It’s not always easy to find someone who can help you determine who is at fault for a failure, a safety issue, or a contractual breach. Ultimately, you want someone who understands the law and has a firm grasp of the concept of engineering and everything pertaining to it. If you need an engineering expert witness or licensed engineers who aid in risk assessments, consider taking these five steps below.
Before reaching out to a litigation economics consulting firm like the Knowles Group for help, it can be worth working through the issues of the case to determine what it is you really need. Find out what the client’s story is and outline the technical facts for each claimed matter. It may surprise you to learn how many unique elements there are in a case and how each of them can determine the type of expert you use. It can also often help to determine the type of structures involved, the failures or issues, and any unique components that stand out.
Upon establishing the facts of the case, you may then be able to narrow down the specialty fields you might require. For example, you may need an engineering expert witness who can work closely with a commercial building expert witness. They might also need to have a firm understanding of a specific type of framework or roofing material that sits at the center of the claim. The more precise you can be, the easier it might be to find the expert you are looking for.

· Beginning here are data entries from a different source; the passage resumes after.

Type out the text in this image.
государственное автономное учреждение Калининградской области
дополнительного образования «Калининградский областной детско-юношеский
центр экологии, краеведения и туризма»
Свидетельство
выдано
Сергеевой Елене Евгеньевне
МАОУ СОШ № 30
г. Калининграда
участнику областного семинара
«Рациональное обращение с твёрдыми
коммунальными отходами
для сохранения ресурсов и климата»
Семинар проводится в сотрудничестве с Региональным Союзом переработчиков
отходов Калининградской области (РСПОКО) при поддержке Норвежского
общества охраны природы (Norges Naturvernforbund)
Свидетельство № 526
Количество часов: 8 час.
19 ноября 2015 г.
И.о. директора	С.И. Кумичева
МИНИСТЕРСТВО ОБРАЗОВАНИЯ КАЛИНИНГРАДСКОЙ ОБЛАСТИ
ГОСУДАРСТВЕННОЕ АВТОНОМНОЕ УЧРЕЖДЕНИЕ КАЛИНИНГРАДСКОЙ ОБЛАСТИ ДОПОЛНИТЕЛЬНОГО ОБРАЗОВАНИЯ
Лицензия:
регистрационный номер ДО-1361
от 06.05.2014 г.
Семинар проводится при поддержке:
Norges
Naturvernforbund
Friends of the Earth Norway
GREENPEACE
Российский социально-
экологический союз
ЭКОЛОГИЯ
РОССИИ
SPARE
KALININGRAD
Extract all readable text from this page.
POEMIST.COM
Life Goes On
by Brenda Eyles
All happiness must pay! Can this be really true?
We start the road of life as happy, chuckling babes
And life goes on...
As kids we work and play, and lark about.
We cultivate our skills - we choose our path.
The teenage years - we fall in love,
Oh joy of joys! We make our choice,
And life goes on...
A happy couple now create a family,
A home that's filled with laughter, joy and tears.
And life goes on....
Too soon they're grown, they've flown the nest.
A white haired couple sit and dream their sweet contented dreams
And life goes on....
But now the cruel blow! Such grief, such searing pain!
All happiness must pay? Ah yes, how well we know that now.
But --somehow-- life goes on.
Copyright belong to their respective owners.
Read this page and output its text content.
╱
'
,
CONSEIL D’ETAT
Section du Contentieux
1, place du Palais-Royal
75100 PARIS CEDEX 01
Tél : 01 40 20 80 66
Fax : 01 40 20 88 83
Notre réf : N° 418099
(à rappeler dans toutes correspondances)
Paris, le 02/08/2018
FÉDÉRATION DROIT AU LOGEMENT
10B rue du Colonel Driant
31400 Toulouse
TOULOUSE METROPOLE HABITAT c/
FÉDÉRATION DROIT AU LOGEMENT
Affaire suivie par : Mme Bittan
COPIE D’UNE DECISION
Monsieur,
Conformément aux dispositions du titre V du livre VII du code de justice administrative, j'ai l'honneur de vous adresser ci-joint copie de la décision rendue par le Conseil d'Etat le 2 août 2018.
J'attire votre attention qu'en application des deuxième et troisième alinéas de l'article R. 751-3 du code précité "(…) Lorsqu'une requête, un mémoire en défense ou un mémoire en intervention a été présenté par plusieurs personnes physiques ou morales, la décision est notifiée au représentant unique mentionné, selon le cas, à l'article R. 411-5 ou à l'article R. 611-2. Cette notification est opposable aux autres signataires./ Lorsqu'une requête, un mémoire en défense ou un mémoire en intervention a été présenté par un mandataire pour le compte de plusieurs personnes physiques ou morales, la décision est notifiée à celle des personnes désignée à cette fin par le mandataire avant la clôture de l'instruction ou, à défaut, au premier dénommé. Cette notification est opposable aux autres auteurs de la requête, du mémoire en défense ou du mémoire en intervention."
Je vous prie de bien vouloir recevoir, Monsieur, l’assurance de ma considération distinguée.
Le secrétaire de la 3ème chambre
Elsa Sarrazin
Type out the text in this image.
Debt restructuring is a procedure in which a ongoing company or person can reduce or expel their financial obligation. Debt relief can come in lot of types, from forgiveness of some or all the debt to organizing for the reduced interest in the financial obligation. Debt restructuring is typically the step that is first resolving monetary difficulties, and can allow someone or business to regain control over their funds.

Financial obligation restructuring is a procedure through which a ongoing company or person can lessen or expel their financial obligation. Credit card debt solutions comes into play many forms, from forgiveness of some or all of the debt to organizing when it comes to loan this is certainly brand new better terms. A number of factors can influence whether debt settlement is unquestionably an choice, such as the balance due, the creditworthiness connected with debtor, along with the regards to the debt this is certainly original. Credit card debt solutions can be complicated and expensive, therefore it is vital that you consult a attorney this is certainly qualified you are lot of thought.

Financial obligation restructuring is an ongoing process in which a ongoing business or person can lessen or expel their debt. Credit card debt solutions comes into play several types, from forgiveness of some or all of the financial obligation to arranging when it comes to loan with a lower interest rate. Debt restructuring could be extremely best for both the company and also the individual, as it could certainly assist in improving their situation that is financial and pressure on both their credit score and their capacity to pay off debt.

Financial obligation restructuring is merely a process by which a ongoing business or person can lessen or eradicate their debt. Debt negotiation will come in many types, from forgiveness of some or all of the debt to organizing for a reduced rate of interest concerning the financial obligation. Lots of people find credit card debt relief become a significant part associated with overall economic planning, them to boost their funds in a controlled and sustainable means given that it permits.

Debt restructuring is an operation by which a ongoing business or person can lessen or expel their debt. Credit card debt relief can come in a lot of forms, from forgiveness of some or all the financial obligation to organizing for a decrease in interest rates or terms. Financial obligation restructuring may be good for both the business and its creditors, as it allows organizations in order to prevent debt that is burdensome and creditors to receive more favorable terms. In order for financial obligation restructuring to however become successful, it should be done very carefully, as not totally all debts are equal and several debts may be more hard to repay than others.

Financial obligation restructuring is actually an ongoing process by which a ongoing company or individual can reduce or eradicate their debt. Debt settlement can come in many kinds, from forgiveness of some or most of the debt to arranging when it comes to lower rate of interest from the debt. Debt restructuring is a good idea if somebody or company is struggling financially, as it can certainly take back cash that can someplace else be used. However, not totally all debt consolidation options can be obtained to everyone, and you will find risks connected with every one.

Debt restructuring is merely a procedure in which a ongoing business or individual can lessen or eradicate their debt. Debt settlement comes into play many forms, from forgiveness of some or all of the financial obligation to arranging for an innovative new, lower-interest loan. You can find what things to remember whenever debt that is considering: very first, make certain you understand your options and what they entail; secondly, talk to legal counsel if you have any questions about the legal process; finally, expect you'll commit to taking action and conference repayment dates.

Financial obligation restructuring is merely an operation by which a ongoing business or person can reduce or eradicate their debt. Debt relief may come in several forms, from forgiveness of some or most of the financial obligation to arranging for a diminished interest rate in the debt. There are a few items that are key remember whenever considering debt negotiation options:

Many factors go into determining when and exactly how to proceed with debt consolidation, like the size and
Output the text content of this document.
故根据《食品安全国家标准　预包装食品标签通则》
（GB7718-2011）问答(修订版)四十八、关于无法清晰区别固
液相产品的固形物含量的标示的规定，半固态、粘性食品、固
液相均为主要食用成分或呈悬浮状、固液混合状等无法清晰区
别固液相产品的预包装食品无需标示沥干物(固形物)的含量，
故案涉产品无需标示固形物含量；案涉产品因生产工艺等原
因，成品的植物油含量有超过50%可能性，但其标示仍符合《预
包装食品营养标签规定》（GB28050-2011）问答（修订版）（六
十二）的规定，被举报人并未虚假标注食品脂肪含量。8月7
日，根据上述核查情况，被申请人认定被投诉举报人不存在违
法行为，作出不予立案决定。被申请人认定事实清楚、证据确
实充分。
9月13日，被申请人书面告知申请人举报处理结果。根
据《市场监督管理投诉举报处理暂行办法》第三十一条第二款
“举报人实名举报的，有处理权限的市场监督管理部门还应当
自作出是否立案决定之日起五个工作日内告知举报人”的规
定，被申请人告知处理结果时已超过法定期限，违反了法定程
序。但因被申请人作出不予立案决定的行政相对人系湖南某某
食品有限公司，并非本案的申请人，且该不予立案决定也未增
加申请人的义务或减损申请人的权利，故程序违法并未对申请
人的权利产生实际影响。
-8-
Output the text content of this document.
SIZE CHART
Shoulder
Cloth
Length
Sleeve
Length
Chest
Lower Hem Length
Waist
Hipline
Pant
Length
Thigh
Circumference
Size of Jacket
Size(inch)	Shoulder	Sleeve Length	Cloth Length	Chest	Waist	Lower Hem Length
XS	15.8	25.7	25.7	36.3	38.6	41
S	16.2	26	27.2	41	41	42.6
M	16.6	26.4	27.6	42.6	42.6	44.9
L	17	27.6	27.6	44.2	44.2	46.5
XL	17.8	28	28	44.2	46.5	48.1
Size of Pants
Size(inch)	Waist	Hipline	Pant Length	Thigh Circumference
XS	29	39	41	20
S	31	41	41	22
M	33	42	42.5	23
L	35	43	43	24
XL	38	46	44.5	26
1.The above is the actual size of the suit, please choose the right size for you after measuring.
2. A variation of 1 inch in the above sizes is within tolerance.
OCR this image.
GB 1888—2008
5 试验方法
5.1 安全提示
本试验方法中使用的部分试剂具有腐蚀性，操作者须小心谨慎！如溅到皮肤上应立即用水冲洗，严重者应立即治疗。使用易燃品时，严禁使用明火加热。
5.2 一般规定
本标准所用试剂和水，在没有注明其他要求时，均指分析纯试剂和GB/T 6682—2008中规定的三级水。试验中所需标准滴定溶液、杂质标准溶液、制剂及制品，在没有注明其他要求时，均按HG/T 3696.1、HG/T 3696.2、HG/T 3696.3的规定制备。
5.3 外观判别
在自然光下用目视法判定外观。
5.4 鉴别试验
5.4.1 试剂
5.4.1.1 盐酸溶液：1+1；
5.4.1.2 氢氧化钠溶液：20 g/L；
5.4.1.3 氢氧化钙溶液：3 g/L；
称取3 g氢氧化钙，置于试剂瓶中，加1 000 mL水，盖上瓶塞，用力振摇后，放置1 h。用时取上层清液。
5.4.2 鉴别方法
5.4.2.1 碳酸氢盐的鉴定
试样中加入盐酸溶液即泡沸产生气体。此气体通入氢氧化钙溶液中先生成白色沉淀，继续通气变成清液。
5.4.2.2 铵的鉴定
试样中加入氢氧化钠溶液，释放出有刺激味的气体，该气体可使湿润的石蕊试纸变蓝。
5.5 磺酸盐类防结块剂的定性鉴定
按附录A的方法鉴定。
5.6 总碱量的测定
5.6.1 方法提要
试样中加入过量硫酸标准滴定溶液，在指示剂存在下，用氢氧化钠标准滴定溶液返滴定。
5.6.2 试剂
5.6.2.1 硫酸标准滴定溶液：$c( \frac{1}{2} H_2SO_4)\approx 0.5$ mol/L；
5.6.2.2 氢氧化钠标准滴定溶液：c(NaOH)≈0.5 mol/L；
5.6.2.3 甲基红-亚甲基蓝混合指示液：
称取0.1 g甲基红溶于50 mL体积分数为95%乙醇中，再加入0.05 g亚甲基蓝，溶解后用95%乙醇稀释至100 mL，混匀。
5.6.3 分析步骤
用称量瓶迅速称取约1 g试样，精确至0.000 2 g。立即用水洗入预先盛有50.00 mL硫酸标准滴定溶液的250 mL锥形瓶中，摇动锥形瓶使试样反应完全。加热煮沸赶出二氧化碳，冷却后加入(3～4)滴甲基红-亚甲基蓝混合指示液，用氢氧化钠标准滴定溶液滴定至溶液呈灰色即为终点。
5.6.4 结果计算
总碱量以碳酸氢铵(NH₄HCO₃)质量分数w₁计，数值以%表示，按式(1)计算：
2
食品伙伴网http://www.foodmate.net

Not every expert witness you call upon will have the capacity to be tied up in a case that takes years to resolve. During the early days of exploring a claim, identify the possible timeframe. For example, the average crown court case can take 525 days from the offense to the case’s conclusion. However, an engineer’s role in that case can be as simple as a brief analysis. Being able to pass this information on to expert witnesses can be helpful in selecting the right ones for your needs.
For judges to approve of an engineering expert witness, they often require that they have a professional engineering license. This license is indicative of years of experience, a high level of education, and adherence to business and ethics codes. This is why experience matters in expert witness testimony. Without this qualification and resulting experience, you may not be able to put together a strong case with as much expert evidence as you may have hoped.
A qualified engineer may be highly skilled in what they do, but it certainly helps if they also have experience giving depositions, putting together technical reports, and providing testimony in a courtroom. It’s at this point you can also learn about their testimony style. The expert may break down the facts into layman terms for a jury or simply discuss what they know from their perspective.
Even if it’s not always that straightforward to find the right engineering expert witness for your case, this information above may help. The more experienced they are with their line of work and court cases, the sounder your case might be.